- Coordinates: 41°39′36″N 85°15′34″W﻿ / ﻿41.66000°N 85.25944°W
- Country: United States
- State: Indiana
- County: LaGrange

Government
- • Type: Indiana township

Area
- • Total: 35.9 sq mi (93 km^{2})
- • Land: 35.59 sq mi (92.2 km^{2})
- • Water: 0.31 sq mi (0.80 km^{2})
- Elevation: 920 ft (280 m)

Population (2020)
- • Total: 1,158
- • Density: 33.1/sq mi (12.8/km^{2})
- FIPS code: 18-72152
- GNIS feature ID: 453866

= Springfield Township, LaGrange County, Indiana =

Township in Indiana, United States

Springfield Township is one of eleven townships in LaGrange County, Indiana. As of the 2020 census, its population was 1,158 (down from 1,179 at 2010) and it contained 453 housing units.

Historical population
| Census | Pop. | Note | %± |
| 1960 | 880 |  | — |
| 1970 | 851 |  | −3.3% |
| 1980 | 1,094 |  | 28.6% |
| 1990 | 1,188 |  | 8.6% |
| 2000 | 1,284 |  | 8.1% |
| 2010 | 1,179 |  | −8.2% |
| 2020 | 1,158 |  | −1.8% |
U.S. Census:

==History==
Springfield Township was founded in 1834.

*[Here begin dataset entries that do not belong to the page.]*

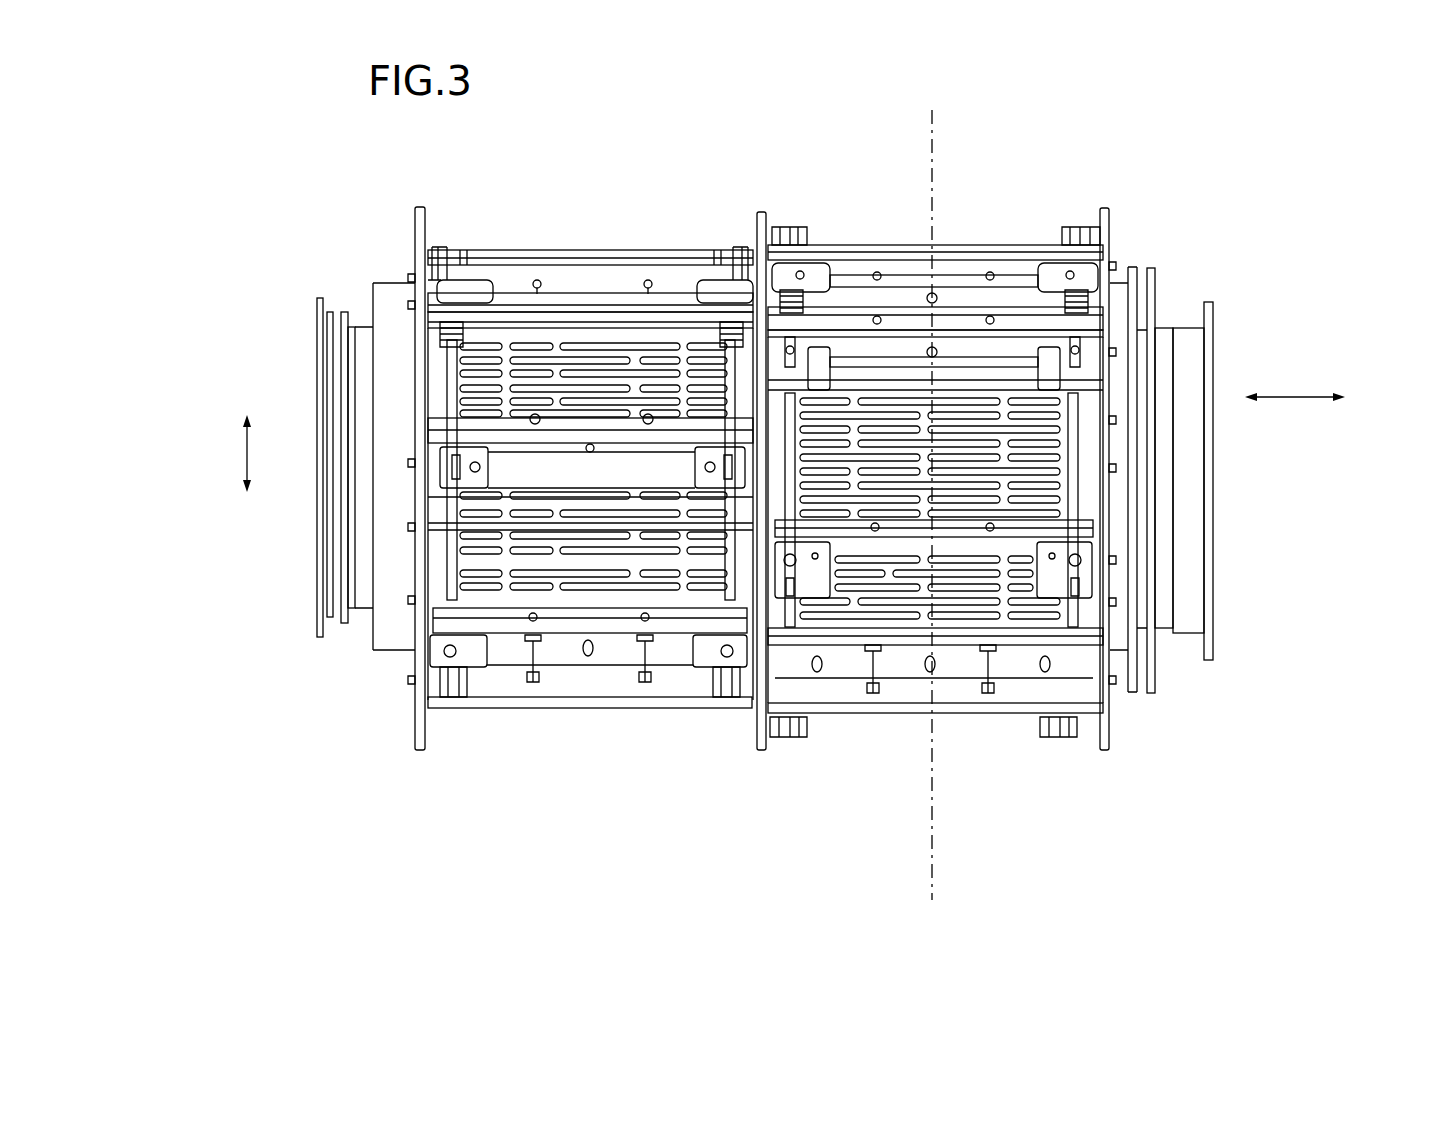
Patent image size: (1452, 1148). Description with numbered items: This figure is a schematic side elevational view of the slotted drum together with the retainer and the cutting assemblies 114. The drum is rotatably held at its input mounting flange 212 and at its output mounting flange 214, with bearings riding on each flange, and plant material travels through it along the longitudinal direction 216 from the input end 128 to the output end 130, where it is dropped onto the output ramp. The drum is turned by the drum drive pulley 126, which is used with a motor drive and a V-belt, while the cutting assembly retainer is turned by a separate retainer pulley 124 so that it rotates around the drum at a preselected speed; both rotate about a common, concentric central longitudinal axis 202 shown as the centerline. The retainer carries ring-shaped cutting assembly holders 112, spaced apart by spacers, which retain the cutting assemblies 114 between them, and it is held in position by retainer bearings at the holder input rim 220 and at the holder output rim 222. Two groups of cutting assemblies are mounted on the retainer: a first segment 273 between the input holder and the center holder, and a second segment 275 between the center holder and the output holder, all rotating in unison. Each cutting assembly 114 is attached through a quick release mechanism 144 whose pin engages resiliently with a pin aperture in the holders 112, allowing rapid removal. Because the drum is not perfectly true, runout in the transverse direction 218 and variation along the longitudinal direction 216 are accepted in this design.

The cutting assembly holders 112 is at (418, 742).
The cutting assembly 114 is at (560, 310).
The retainer pulley 124 is at (1153, 690).
The drum drive pulley 126 is at (318, 640).
The input end 128 is at (1210, 575).
The output end 130 is at (318, 540).
The quick release mechanism 144 is at (793, 228).
The axis of rotation 202 is at (893, 844).
The input mounting flange 212 is at (1210, 302).
The output mounting flange 214 is at (318, 297).
The longitudinal direction 216 is at (1295, 390).
The transverse direction 218 is at (247, 453).
The holder input rim 220 is at (1110, 208).
The holder output rim 222 is at (421, 207).
The first segment 273 is at (918, 486).
The second segment 275 is at (547, 728).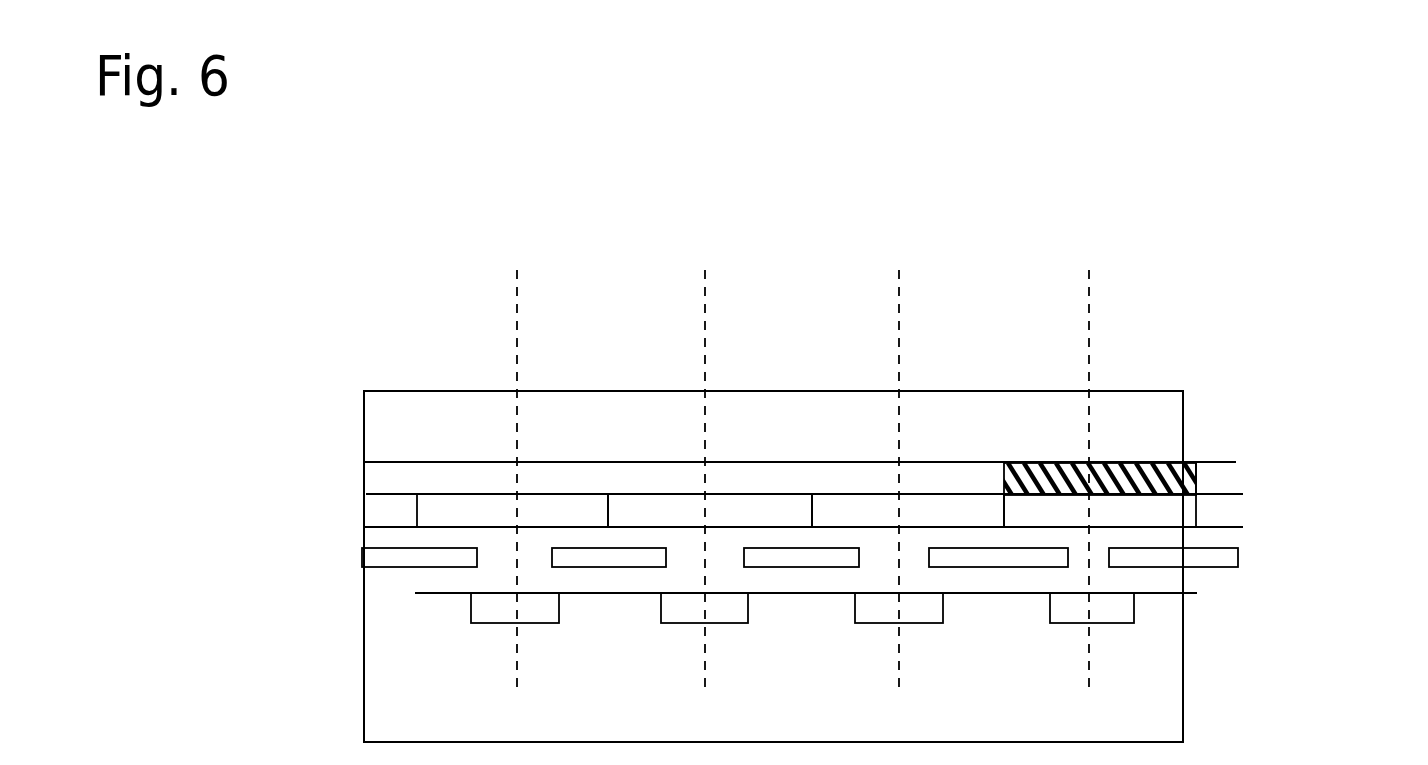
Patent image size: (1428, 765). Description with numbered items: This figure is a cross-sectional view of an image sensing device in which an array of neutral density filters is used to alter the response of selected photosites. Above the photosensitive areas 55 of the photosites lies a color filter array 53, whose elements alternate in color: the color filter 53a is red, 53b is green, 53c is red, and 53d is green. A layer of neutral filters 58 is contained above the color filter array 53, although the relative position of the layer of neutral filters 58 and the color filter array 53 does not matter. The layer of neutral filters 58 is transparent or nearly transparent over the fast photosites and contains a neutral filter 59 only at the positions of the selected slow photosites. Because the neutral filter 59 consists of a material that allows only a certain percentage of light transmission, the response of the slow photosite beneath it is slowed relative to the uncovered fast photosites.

The color filter array 53 is at (1238, 503).
The red color filter 53a is at (475, 498).
The green color filter 53b is at (735, 498).
The red color filter 53c is at (920, 497).
The green color filter 53d is at (1138, 514).
The photosensitive area 55 is at (1132, 617).
The layer of neutral filters 58 is at (928, 462).
The neutral filter 59 is at (1160, 460).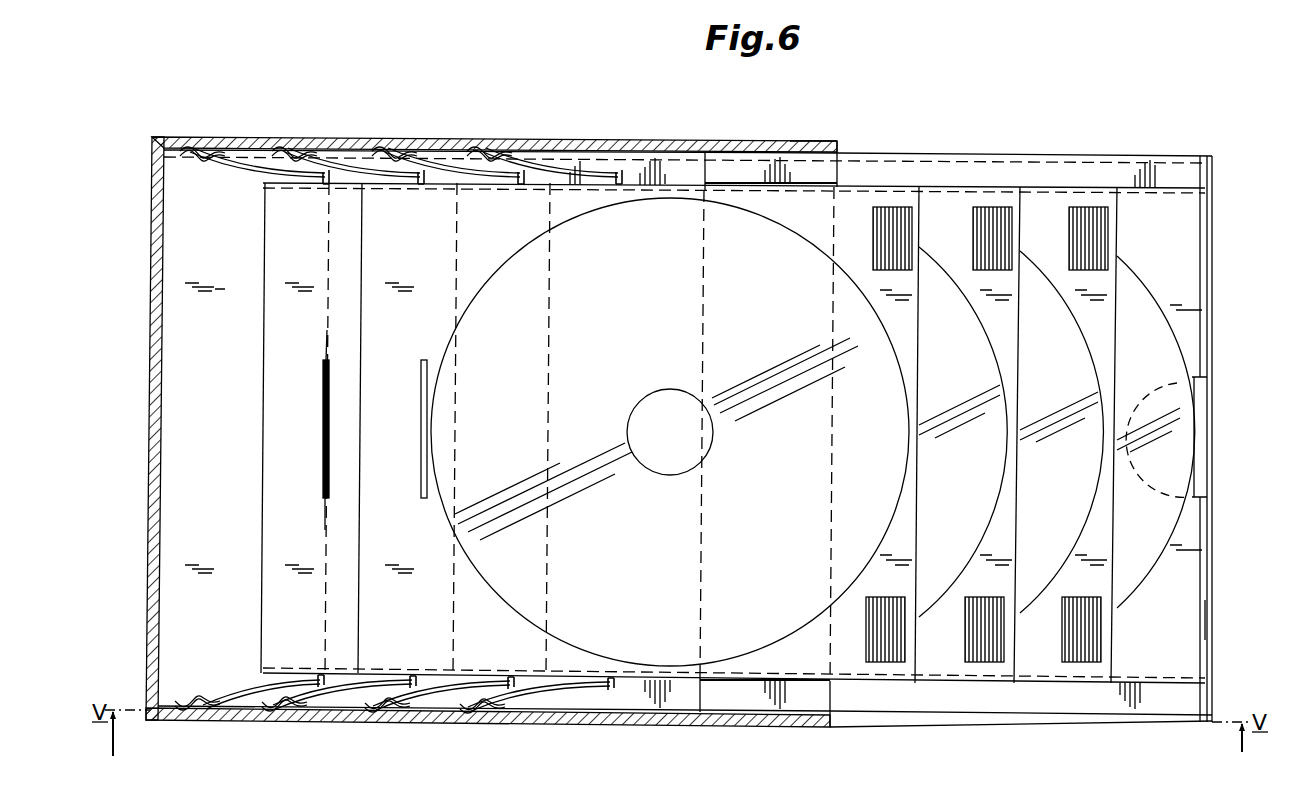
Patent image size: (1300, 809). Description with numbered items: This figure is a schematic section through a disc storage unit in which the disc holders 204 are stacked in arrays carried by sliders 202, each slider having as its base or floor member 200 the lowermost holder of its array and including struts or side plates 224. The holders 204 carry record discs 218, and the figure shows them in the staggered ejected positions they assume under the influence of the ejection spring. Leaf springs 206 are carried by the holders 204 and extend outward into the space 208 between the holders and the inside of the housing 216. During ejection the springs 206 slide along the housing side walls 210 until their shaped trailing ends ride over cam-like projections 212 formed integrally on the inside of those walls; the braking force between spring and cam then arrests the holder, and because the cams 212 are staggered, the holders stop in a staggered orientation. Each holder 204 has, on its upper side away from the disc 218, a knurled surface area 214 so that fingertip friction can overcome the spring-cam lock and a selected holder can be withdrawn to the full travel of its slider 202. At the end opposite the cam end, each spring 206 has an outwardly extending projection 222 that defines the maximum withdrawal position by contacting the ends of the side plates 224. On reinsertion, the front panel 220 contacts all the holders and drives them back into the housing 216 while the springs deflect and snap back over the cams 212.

The base or floor member 200 is at (1182, 622).
The slider 202 is at (1025, 153).
The disc holder 204 is at (312, 440).
The leaf spring 206 is at (228, 162).
The space 208 is at (235, 697).
The housing side wall 210 is at (672, 143).
The cam-like projection 212 is at (287, 157).
The knurled surface area 214 is at (977, 207).
The housing 216 is at (787, 137).
The record disc 218 is at (793, 444).
The front panel 220 is at (1213, 473).
The outwardly extending projection 222 is at (320, 173).
The strut or side plate 224 is at (735, 167).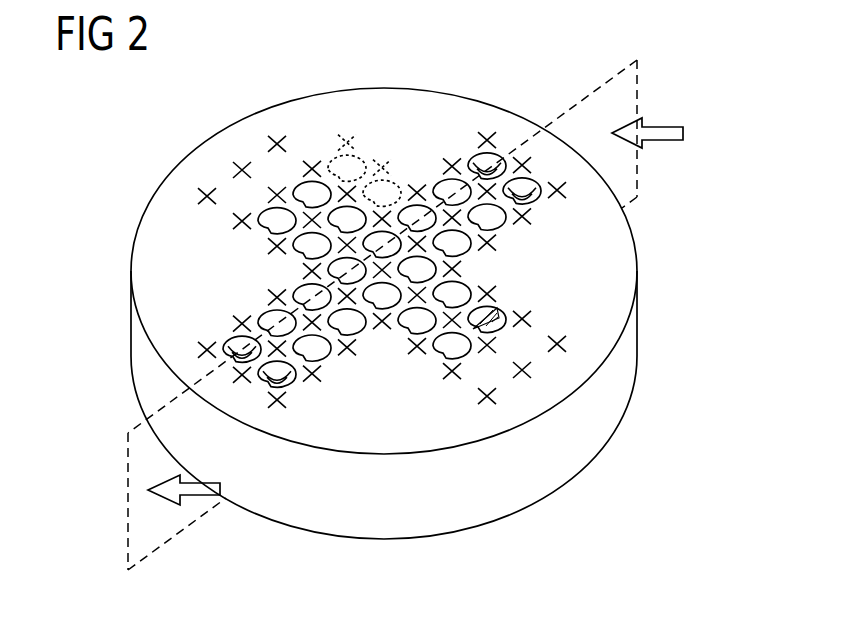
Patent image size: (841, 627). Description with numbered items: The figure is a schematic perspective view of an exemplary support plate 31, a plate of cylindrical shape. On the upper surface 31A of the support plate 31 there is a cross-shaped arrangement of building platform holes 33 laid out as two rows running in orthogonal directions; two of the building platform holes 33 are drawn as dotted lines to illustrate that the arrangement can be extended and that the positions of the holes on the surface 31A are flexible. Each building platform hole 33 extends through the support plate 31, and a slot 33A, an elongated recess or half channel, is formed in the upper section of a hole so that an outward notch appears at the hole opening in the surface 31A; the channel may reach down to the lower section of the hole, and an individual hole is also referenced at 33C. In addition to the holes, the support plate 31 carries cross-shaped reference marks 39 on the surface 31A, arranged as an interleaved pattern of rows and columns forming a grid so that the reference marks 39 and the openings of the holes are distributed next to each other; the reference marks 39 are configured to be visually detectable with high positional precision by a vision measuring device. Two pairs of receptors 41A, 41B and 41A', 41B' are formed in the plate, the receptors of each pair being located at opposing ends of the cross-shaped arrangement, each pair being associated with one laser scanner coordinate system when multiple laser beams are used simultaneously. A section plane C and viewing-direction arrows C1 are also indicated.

The support plate 31 is at (620, 392).
The upper surface 31A is at (143, 255).
The building platform hole 33 is at (500, 307).
The slot 33A is at (490, 312).
The recess / pocket 33C is at (445, 355).
The reference mark 39 is at (562, 198).
The receptor 41A is at (466, 140).
The receptor 41A' is at (532, 136).
The receptor 41B is at (314, 389).
The receptor 41B' is at (220, 322).
The section plane C is at (577, 98).
The viewing direction arrows C1 is at (653, 130).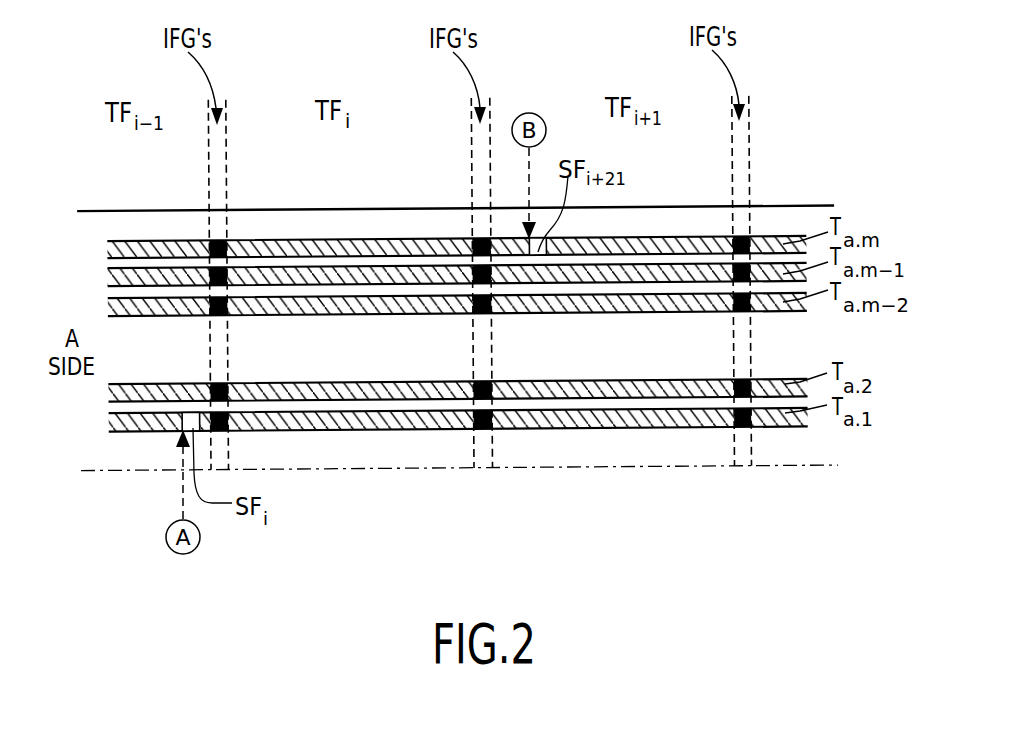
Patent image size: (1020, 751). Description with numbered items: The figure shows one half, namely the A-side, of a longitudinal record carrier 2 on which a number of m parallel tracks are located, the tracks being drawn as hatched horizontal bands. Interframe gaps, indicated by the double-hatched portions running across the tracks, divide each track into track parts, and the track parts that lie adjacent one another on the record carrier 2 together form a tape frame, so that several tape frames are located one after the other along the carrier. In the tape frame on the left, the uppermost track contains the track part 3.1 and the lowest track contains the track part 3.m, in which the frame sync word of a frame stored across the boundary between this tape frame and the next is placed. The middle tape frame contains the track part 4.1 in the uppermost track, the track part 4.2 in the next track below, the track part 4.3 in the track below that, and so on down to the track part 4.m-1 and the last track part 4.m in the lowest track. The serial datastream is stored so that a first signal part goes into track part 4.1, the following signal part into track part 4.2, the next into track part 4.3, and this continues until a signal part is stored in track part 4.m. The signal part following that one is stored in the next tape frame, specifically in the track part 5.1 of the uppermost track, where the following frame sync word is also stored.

The record carrier 2 is at (818, 206).
The track part 3.1 is at (164, 240).
The track part 3.m is at (140, 424).
The track part 4.1 is at (276, 240).
The track part 4.2 is at (333, 268).
The track part 4.3 is at (298, 310).
The track part 4.m-1 is at (365, 392).
The track part 4.m is at (366, 422).
The track part 5.1 is at (706, 237).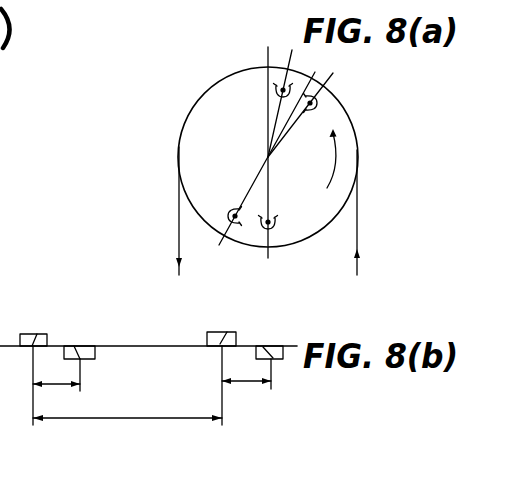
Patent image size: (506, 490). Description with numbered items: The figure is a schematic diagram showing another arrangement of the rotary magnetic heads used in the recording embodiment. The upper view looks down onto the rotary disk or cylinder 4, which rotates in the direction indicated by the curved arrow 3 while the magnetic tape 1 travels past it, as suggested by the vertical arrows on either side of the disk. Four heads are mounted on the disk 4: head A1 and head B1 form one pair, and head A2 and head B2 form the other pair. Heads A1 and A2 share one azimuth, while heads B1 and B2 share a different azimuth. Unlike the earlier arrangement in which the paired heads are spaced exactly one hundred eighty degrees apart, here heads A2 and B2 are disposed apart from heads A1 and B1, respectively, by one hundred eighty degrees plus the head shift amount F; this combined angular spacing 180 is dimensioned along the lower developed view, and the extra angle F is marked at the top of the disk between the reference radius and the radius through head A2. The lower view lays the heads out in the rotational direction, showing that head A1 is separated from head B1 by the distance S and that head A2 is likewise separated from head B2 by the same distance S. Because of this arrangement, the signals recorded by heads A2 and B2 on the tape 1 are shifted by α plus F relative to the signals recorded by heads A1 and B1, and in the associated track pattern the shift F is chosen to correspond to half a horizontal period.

In FIG. 8A, the magnetic tape 1 is at (359, 221).
In FIG. 8A, the rotation direction of drum 3 is at (359, 151).
In FIG. 8A, the rotary disk (or cylinder) 4 is at (323, 229).
In FIG. 8A, the head A1 is at (275, 228).
In FIG. 8B, the head A1 is at (273, 345).
In FIG. 8A, the head A2 is at (276, 86).
In FIG. 8B, the head A2 is at (85, 346).
In FIG. 8A, the head B1 is at (229, 215).
In FIG. 8B, the head B1 is at (222, 331).
In FIG. 8A, the head B2 is at (322, 103).
In FIG. 8B, the head B2 is at (33, 334).
In FIG. 8A, the head shift amount F is at (304, 58).
In FIG. 8B, the head spacing S is at (152, 385).
In FIG. 8B, the 180°+F angular spacing 180 is at (127, 406).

The John O'Ferrell Store at Mongo was listed on the National Register of Historic Places in 1975.

==Geography==
According to the 2010 census, the township has a total area of 35.9 sqmi, of which 35.59 sqmi (or 99.14%) is land and 0.31 sqmi (or 0.86%) is water.